Dilatation
Cher ami,
J’aime faire du vélo un peu au hasard dans les rues, mais plus particulièrement sur une rue : celle de mon enfance, celle où, en vacances, j’habite encore. Pourquoi cette rue là ? Parce que parfois, il se produit un phénomène étrange assez déconcertant même pour mes voisins qui, pourtant, ont toujours habité cette rue. Ma rue se met à s’étirer démesurément. Par temps très chaud, certains soirs d’été ma rue qui mesure, normalement, environ une petite centaine de mètres, s’allonge démesurément pour mesurer alors plus de neuf cents mètres. Cela n’arrive qu’exceptionnellement, deux ou trois soirs dans un été, donc dans une année. Je ne boude pas mon plaisir, je roule neuf fois plus dans l’air chaud du soir et je me réjouis d’une telle dilatation. D’ailleurs mes voisins aussi adorent voir leur rue s’agrandir. Leur maison et leur jardin deviennent neuf fois plus grands. Et au prix de l’immobilier, c’est très appréciable ! Deux ou trois fois dans l’année, ils deviennent neuf fois plus riches.

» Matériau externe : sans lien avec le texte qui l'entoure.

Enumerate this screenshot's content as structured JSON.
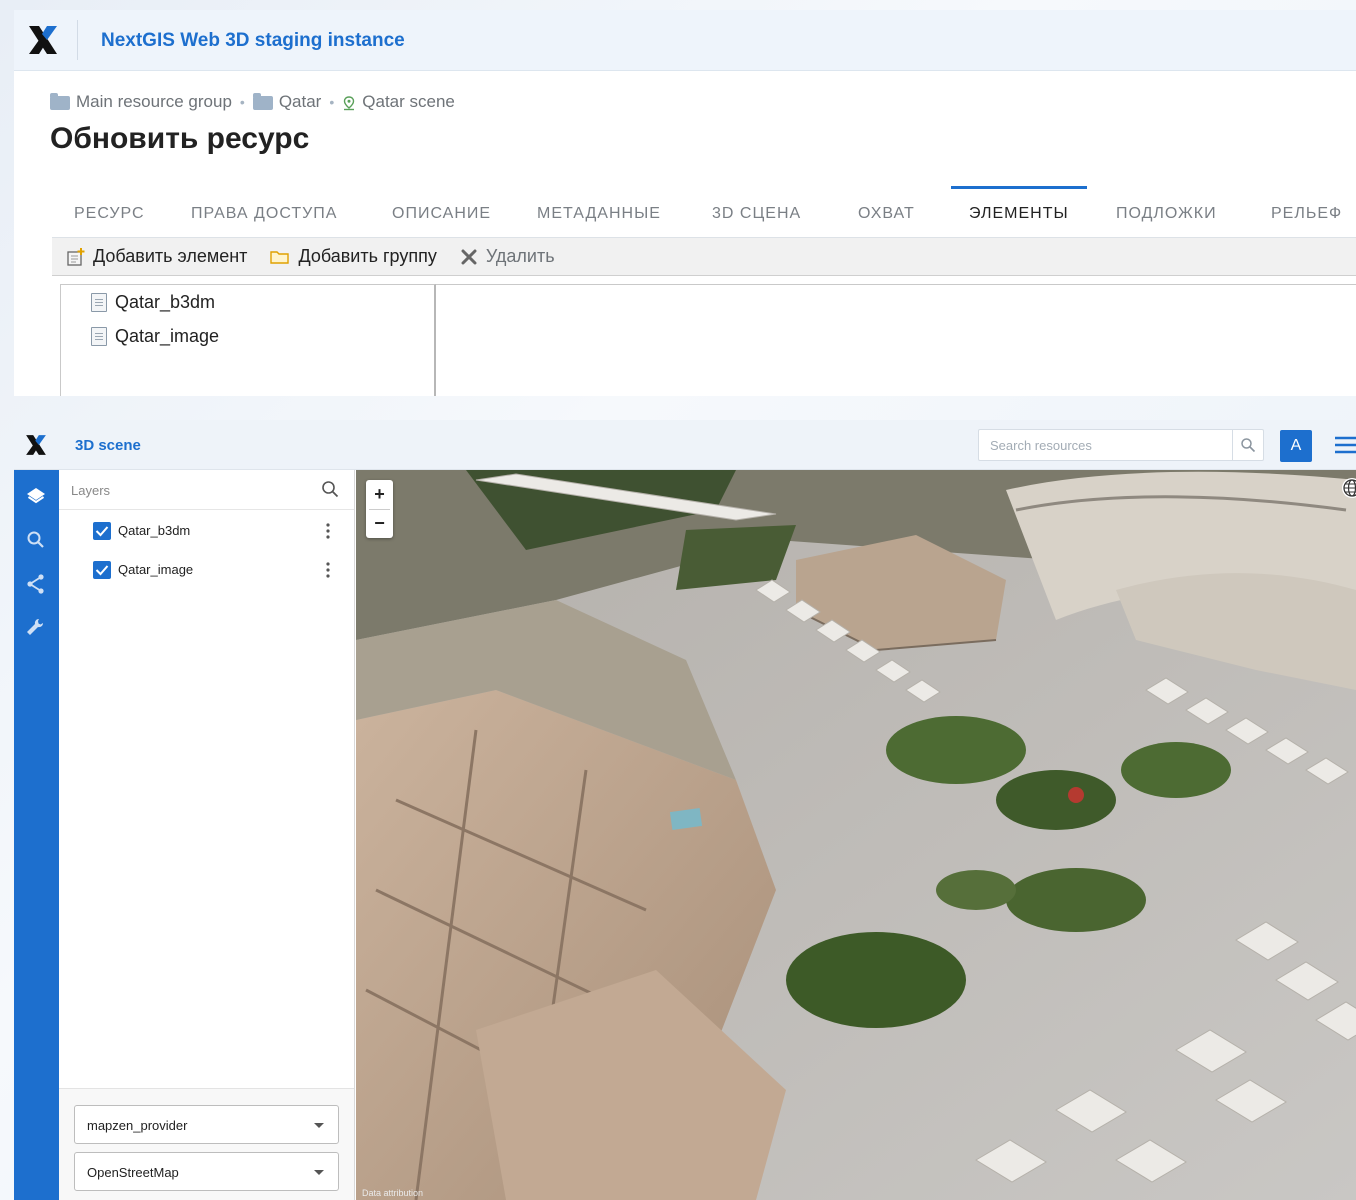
{
  "top_window": {
    "app_title": "NextGIS Web 3D staging instance",
    "breadcrumb": [
      "Main resource group",
      "Qatar",
      "Qatar scene"
    ],
    "page_title": "Обновить ресурс",
    "tabs": [
      "РЕСУРС",
      "ПРАВА ДОСТУПА",
      "ОПИСАНИЕ",
      "МЕТАДАННЫЕ",
      "3D СЦЕНА",
      "ОХВАТ",
      "ЭЛЕМЕНТЫ",
      "ПОДЛОЖКИ",
      "РЕЛЬЕФ"
    ],
    "active_tab": "ЭЛЕМЕНТЫ",
    "toolbar": {
      "add_item": "Добавить элемент",
      "add_group": "Добавить группу",
      "delete": "Удалить"
    },
    "items": [
      "Qatar_b3dm",
      "Qatar_image"
    ]
  },
  "bottom_window": {
    "title": "3D scene",
    "search_placeholder": "Search resources",
    "avatar_letter": "A",
    "layers_label": "Layers",
    "layers": [
      {
        "name": "Qatar_b3dm",
        "checked": true
      },
      {
        "name": "Qatar_image",
        "checked": true
      }
    ],
    "provider_select": "mapzen_provider",
    "basemap_select": "OpenStreetMap",
    "zoom_in": "+",
    "zoom_out": "−",
    "attribution": "Data attribution"
  },
  "colors": {
    "accent": "#1d6fce",
    "rail": "#1d6fce"
  },
  "icons": [
    "nextgis-logo",
    "folder-icon",
    "map-pin-icon",
    "add-item-icon",
    "folder-open-icon",
    "delete-icon",
    "document-icon",
    "layers-icon",
    "search-icon",
    "share-icon",
    "wrench-icon",
    "kebab-icon",
    "menu-icon",
    "globe-icon"
  ]
}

Il n’y a qu’une vieille voisine qui n’apprécie pas ces jours-là. Elle revient chez elle neuf fois plus fatiguée et peste contre ses pauvres jambes. J’ai alors un peu honte à bicyclette de prendre autant de plaisir à me laisser aller en roue libre. Mais pourquoi faut-il toujours se sentir concerné par les problèmes des autres ? Ne suis-je pas en vacances ? Un plaisir comme celui-ci ne se refuse pas. Si l’on compte bien, il y en a si peu à l’intérieur d’une vie !

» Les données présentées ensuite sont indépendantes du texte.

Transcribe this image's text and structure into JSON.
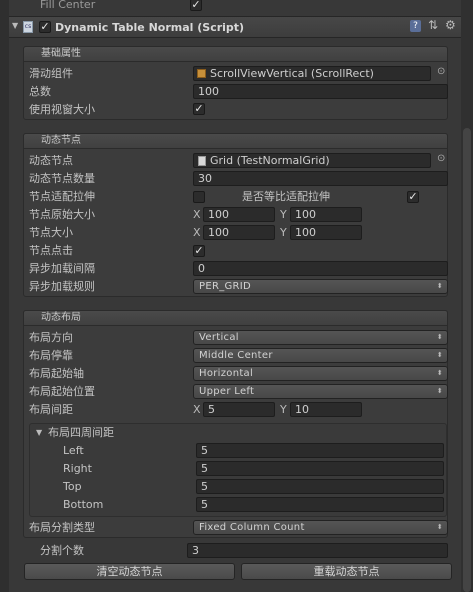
{
  "top": {
    "fill_center_label": "Fill Center",
    "fill_center_checked": true
  },
  "component": {
    "title": "Dynamic Table Normal (Script)",
    "enabled": true,
    "icons": [
      "help-icon",
      "preset-icon",
      "settings-gear-icon"
    ]
  },
  "basic": {
    "header": "基础属性",
    "scroll_label": "滑动组件",
    "scroll_value": "ScrollViewVertical (ScrollRect)",
    "total_label": "总数",
    "total_value": "100",
    "viewport_label": "使用视窗大小",
    "viewport_checked": true
  },
  "node": {
    "header": "动态节点",
    "node_label": "动态节点",
    "node_value": "Grid (TestNormalGrid)",
    "count_label": "动态节点数量",
    "count_value": "30",
    "stretch_label": "节点适配拉伸",
    "stretch_checked": false,
    "equal_label": "是否等比适配拉伸",
    "equal_checked": true,
    "orig_size_label": "节点原始大小",
    "orig_x": "100",
    "orig_y": "100",
    "size_label": "节点大小",
    "size_x": "100",
    "size_y": "100",
    "click_label": "节点点击",
    "click_checked": true,
    "async_interval_label": "异步加载间隔",
    "async_interval_value": "0",
    "async_rule_label": "异步加载规则",
    "async_rule_value": "PER_GRID"
  },
  "layout": {
    "header": "动态布局",
    "direction_label": "布局方向",
    "direction_value": "Vertical",
    "dock_label": "布局停靠",
    "dock_value": "Middle Center",
    "axis_label": "布局起始轴",
    "axis_value": "Horizontal",
    "start_label": "布局起始位置",
    "start_value": "Upper Left",
    "spacing_label": "布局间距",
    "spacing_x": "5",
    "spacing_y": "10",
    "padding_label": "布局四周间距",
    "left_label": "Left",
    "left_value": "5",
    "right_label": "Right",
    "right_value": "5",
    "top_label": "Top",
    "top_value": "5",
    "bottom_label": "Bottom",
    "bottom_value": "5",
    "split_type_label": "布局分割类型",
    "split_type_value": "Fixed Column Count"
  },
  "split": {
    "count_label": "分割个数",
    "count_value": "3"
  },
  "buttons": {
    "clear_label": "清空动态节点",
    "reload_label": "重载动态节点"
  },
  "axis_letters": {
    "x": "X",
    "y": "Y"
  }
}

Par contre, deux ou trois soirs par an, en hiver par temps très froid, ma rue subit le phénomène inverse. Elle rétrécit. Personne n’est content. Ni mes voisins, qui se retrouvent alors dans des maisons minuscules qui ne valent plus rien sur le marché de l’immobilier, ni moi qui ne peux profiter pleinement de ma rue en roue libre. Il n’y a alors que la vieille dame qui est contente. En effet, elle revient chez elle neuf fois plus vite !
Bien amicalement,
Lucco
En espérant vous rencontrer un beau soir d’été, un de ces soirs où l’espace semble continuellement nous sourire et notre temps s’étirer avantageusement, comme les chewing-gums que nous mâchions enfants.